I've been turning to sleep as well, trying to get a lot of it. I enjoy sleep-filled nights when I lay down sober because passing out drunk doesn't give you good, well rested sleep even though you are asleep all night. My wife and kids need me to stop looking to these things for satisfaction. I really want to be a better man. I want to be like all those clean living, devout Christian men that I see in my church life. They are wonderful husbands and fathers, their marriages are something to be envied, and they live in joy through a deep relationship with Jesus Christ. I want that. I don't know why my prayers to be lead into that life are not being answered, or at least not answered with the YES that I want. The only thing I can conclude is that God doesn't listen to my prayers due to my shortcomings as some verses of scripture show is possible.
He definitely heard the prayers of some of you though. That's really the only explanation I have for why I was able to break the cycle of addiction in April. I would ask anyone to pray that this would be given to me; the bettering of my heart, marriage, walk with Christ, fatherhood, etc. May he hear such prayers and act on them.
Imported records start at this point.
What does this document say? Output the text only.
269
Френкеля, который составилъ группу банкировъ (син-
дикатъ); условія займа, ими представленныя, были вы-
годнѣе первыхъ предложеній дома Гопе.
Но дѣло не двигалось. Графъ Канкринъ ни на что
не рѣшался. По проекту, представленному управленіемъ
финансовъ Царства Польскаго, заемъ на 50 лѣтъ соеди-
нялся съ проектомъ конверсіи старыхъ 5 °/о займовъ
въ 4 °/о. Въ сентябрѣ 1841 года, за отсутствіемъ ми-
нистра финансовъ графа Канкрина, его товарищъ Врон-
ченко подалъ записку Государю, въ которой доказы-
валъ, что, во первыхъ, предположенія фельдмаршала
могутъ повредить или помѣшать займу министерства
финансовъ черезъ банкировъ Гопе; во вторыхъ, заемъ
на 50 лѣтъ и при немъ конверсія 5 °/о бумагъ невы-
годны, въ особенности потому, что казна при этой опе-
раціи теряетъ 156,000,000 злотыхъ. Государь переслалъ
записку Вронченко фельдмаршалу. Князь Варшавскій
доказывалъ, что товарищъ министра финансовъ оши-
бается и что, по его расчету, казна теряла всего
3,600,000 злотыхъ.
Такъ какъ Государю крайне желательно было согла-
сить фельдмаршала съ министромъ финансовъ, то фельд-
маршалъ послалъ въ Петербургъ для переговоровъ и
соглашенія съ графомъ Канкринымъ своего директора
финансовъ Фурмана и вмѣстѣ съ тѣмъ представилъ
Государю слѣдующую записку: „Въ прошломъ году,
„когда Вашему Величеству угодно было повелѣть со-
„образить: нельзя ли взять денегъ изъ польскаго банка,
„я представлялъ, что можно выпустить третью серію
As I mentioned previously, I've posted my outreach for prayer on more than one discussion board. I thought I would link to another one of them here. As my username would indicate, I enjoy a hobby of shooting and hunting. The gun forum
www.ar15.com has a religion section that I have been posting in and those guys have been very involved with my recovery. For whatever reason, nobody here, nor on other Christian forums have done any more than post in my threads, but the guys at that gun forum have sent me private messages to include not only private encouraging words, but they opened their lives up to helping carry me through this season by providing me with their personal phone number and a welcome invitation to call them for any assistance they can offer. It was indescribably touching. There are others that keep at me, posting very regularly in my thread about their ongoing prayer on my behalf. It is that kind of companionship that carries me day by day.
Here's that thread:
Getting sober = your prayers would be appreciated. - AR15.COM
I'm not going to drink today because I love my kids so much. I do not want them to follow the road I've been on.